Here's what's happening to all the tree branches piled up on Austin curbs
The winter storm in February loaded trees with a thick layer of ice causing them to bend and break. Since then, tree limbs have lined neighborhood sidewalks, as Austin residents sawed off weakened branches and dragged fallen ones to the curb.
Overall, almost a third of the city’s tree canopy — or about 10.5 million trees — were damaged during the storm, based on estimates from the Texas A&M Forest Service.
So, what happens to all those broken tree limbs now?
Austin Resource Recovery, the city department that is managing the residential cleanup, has about 70 city and contracted crews collecting yard debris from curbs.
Austinites can call 311 to make a request to have their debris picked up. So far, the city has received about 39,000 requests — mostly from areas west of MoPac. The department says while crews will make their way through all neighborhoods, it is using those service requests to determine which neighborhoods and regions are ready for pickup.

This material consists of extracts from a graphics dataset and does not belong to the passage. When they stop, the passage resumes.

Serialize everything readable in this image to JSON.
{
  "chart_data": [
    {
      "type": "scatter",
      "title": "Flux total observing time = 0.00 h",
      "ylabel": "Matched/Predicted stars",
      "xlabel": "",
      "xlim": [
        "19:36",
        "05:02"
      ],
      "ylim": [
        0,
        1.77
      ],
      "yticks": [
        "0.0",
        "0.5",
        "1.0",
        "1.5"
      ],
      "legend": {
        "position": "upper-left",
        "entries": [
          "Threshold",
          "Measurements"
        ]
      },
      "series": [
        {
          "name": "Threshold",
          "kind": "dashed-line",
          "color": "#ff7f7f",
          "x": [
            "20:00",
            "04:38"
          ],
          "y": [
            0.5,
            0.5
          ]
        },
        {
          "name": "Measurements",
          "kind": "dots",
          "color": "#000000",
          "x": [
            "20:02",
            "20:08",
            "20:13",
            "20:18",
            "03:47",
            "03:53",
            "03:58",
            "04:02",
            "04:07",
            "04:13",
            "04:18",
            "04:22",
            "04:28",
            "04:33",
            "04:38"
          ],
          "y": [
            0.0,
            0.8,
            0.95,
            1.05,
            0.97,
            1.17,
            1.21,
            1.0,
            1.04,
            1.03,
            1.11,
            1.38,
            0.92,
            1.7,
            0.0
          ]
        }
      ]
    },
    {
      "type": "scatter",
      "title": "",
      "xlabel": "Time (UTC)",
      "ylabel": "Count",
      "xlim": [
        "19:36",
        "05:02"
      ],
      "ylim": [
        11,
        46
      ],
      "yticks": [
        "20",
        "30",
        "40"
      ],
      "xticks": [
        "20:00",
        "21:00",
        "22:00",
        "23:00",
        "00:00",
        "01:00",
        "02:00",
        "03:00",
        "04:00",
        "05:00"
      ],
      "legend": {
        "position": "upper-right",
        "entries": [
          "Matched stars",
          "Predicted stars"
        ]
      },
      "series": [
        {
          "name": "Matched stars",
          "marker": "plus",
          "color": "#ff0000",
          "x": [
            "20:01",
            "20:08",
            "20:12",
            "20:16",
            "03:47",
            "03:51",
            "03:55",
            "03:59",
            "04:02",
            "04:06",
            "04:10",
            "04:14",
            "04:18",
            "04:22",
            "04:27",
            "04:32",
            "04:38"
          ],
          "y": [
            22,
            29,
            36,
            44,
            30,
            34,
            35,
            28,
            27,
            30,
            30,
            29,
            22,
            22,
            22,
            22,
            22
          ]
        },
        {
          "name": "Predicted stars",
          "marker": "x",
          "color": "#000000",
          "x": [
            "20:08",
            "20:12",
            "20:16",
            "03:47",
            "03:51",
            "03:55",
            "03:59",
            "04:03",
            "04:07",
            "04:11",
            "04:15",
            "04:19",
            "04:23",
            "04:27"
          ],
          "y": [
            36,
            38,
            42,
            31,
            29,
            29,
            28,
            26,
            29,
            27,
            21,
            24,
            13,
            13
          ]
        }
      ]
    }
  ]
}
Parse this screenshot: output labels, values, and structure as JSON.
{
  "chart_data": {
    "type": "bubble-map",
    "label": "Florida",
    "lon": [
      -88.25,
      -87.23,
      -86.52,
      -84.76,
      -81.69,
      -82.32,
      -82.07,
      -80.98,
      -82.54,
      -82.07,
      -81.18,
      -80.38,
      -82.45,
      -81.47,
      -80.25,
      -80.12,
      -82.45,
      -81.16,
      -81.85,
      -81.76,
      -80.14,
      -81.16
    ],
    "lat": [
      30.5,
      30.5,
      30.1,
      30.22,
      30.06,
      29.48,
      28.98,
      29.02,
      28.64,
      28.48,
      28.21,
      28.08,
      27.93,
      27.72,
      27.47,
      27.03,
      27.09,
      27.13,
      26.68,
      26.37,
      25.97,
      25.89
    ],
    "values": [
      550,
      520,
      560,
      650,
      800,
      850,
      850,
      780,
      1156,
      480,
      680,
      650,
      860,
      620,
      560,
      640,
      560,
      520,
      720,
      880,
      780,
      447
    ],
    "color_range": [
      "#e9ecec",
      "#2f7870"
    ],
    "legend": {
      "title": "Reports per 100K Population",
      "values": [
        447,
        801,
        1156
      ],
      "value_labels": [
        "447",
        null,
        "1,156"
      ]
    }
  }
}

ARR expects to complete a first pass through all Austin neighborhoods in the next seven to 10 days, according to Austin Resource Recovery Division Manager Amy Slagle. She said second and third passes are expected to be completed by April 30.
The equipment crews use varies, but you may notice some large double-trailer trucks making their way through residential streets with mechanical arms lifting and loading the large stacks of branches.
Director of Austin Resource Recovery Ken Snipes said at a news conference Wednesday that crews have collected about 100,000 tons of debris already.
"This has been a massive and extensive effort here in the city of Austin," Snipes said. "[It's] much more debris than we've collected at any other time for any other storm events or any other situations that we've had to deal with in terms of recovery efforts."
When full, the trucks will drop off the collected debris at an intermediate point, like the Circle C Metropolitan Park, Bolm District Park or Old Manor Road. Those are not public drop-off sites. Only contracted crews are permitted to unload there.
At the intermediate collection sites, the large branches are ground into a mulch-like substance. That ground-up material is then taken to Austin Water’s Hornsby Bend Biosolids Management Plant in East Austin.
Ian Moede, an environmental program coordinator with Austin Water, said the plant uses the ground-up yard trimmings from ARR as a bulking agent in its composting operation. The facility mixes about one part wastewater sludge from Austin Water treatment plants with two parts ground-up yard waste to make a compost they call Dillo Dirt.
Moede said the compost is sold to agricultural end users, turf growers, landscape suppliers and contractors for the Texas Department of Transportation.
A corner of the Circle C Metro Park is being used as a collection site for storm debris. Large trucks drop of piles of branches which are ground into a mulch-like substance and trucked off to Austin Water’s Hornsby Bend plant in East Austin to be turned into compost. pic.twitter.com/PbxQ04tXwE— Sangita Menon (@sangitamenon) March 1, 2023
Moede said the site produces 30,000 to 40,000 tons of compost a year. The additional ground-up branches they are receiving won’t mean more compost will be produced, though, because the amount produced depends on how much wastewater sludge comes out of the water treatment plants.
Before it’s ready to be sold, the compost is screened to remove a woody material called "overs." Normally those overs are put back into the compost-making process several times before they are finally trucked off to a cement plant to be burned for energy. But with so much freshly ground-up debris coming into the Hornsby Bend plant, Moede said staff will likely send the overs directly to the cement factory instead of trying to feed them back into the compost-making process.
Typically, the site gets about 18,000 tons of ground-up yard trimmings each year. But the plant received more than 12,000 tons of brush in February alone.
Moede said around 2019 or 2020, there were concerns about having enough yard trimmings for Austin Water’s composting operation as demand for yard trimmings increased when Austin Resource Recovery ramped up its food waste composting facility. Moede said they were able to find additional sources at that time.
“So, we were worried at one point about being limited by the bulking agent that we would have, but … we have plenty,” Moede said. “And now we have more than plenty. We have enough that it’s going to last us a long time.”
Moede said Austin Water will store the extra material until it can be used.
“We can store this material on some of our farmland without issue,” he said. “We can leave it there for a pretty long time without changing the quality of the material.”
Snipes said the debris at the Hornsby Bend plant is stored in piles of limited sizes and spaced apart to limit the risk of fire spreading. He said those piles are turned regularly to release heat that builds up within them.
"The process for managing it to prevent fires doesn't change," he said. "We just have more rows than we would have had ordinarily."